CN221332549U - Energy storage power station gas fire extinguishing equipment - Google Patents

Abstract

The utility model provides energy storage power station gas fire-extinguishing equipment, which relates to the field of energy storage power station gas fire-extinguishing equipment, and comprises an energy storage cabinet, wherein a fire-extinguishing assembly is arranged on one side of the energy storage cabinet, a spraying assembly is arranged at the top of an inner cavity of the energy storage cabinet, the energy storage cabinet and the spraying assembly are used for extinguishing fire, a fire-extinguishing controller is arranged on the surface of the fire-extinguishing assembly and used for controlling the starting of the fire-extinguishing assembly, and a monitoring assembly is further arranged at the top of the inner cavity of the energy storage cabinet and used for monitoring fire; according to the fire extinguishing device, the fire extinguishing assembly and the spraying assembly are arranged, so that the fire extinguishing operation effect on the fire occurring in the energy storage power station is achieved, the fire extinguishing assembly and the spraying assembly are used for replacing water to extinguish the fire, the situation that the fire is spread and electric leakage occurs can be effectively reduced, and the fire monitoring device, the monitoring assembly and the alarm assembly are arranged, so that the fire monitoring effect is achieved.

Description

Energy storage power station gas fire extinguishing equipment

Technical Field

The utility model belongs to the field of energy storage power station gas fire-extinguishing equipment, and particularly relates to energy storage power station gas fire-extinguishing equipment.

Background

The energy storage power station gas fire extinguishing equipment is equipment for preventing and treating potential fire in the power station energy storage system, the energy storage system mainly comprises energy storage equipment such as lithium ion batteries and the like, the equipment can generate fire in certain cases, and the fire extinguishing equipment is usually installed in the energy storage power station for preventing and reducing loss caused by the fire and is used for preventing and treating the fire;

According to the Chinese patent application number: 202310288444.9 discloses an energy storage power station gas fire extinguishing apparatus, comprising: the cutting device is used for cutting off a charging line of the new energy automobile and is arranged on one side of the energy storage power station main body; the cutting device comprises a mounting seat, a first baffle, a lifting mechanism, a second baffle, a lifting mechanism and a cutting head, wherein the mounting seat is arranged on one side of the main body of the energy storage power station, the lower end of the first baffle is hinged to the mounting seat, the lifting mechanism is arranged on the mounting seat, the second baffle is arranged on the mounting seat through the lifting mechanism, and the charging wire is cut off in time in advance when the energy storage power station catches fire by adopting a cutting mode, so that the condition of fire of the energy storage power station is prevented from being triggered to a new energy automobile along the charging wire, and the fire extinguishing modes of various fire extinguishers and various fire extinguishing systems adopted when the new energy automobile catches fire in the charging process of the energy storage power station are thoroughly changed;

The problem that energy storage power station gas fire extinguishing apparatus among the prior art hardly puts out a fire to the effectual solution of comparative case has the advantage that can put out a fire to the intensity of a fire effectively, but the in-process of putting out a fire through water, water has electrically conductive characteristic for adopt water to put out a fire the mode and arouse electric leakage easily, thereby take place the electric shock accident.

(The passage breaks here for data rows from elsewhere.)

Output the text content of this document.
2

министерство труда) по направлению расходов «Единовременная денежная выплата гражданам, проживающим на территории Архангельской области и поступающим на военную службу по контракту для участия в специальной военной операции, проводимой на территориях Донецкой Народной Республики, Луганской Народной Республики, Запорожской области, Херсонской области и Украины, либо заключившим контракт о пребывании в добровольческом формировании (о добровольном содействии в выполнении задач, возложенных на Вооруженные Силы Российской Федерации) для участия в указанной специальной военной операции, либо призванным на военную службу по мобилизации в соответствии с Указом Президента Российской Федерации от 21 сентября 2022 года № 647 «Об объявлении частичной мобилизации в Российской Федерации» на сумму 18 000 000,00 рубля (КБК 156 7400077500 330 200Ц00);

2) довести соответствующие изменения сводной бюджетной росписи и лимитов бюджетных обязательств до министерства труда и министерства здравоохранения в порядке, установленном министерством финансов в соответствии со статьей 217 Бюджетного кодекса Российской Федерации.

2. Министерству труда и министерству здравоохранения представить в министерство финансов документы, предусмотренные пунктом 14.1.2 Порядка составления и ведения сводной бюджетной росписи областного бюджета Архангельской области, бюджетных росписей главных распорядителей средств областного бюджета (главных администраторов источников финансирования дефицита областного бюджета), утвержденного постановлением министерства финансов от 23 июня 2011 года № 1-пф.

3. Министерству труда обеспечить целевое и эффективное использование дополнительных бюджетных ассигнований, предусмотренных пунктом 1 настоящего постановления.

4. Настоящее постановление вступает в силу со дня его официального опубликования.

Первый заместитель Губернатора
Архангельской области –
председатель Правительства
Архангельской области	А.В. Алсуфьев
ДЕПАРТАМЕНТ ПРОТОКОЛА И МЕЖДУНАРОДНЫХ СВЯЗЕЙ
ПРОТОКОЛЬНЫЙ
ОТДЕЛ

In summary, the present utility model provides a gas fire-extinguishing apparatus for an energy storage power station to solve the above-mentioned problems.

Disclosure of utility model

In order to solve the technical problems, the utility model provides the following technical scheme:

The utility model provides an energy storage power station gas fire extinguishing apparatus, includes the energy storage cabinet, one side of energy storage cabinet is provided with the subassembly of putting out a fire, the subassembly of spraying is installed at the top of energy storage cabinet inner chamber, the energy storage cabinet is used for putting out a fire with the subassembly of spraying, the surface of putting out a fire the subassembly is provided with fire control controller, fire control controller is used for controlling the subassembly of putting out a fire and starts, the top of energy storage cabinet inner chamber still is provided with monitoring module, monitoring module is used for fire monitoring, alarm module is installed at the top of energy storage cabinet, alarm module is used for sending early warning information.

Further, in the utility model, the fire extinguishing assembly comprises a box body, a fire extinguisher, a communicating pipe and a first electromagnetic valve, wherein the box body is fixedly connected with the energy storage cabinet, and the fire extinguisher, the communicating pipe and the first electromagnetic valve are all arranged in the inner cavity of the box body.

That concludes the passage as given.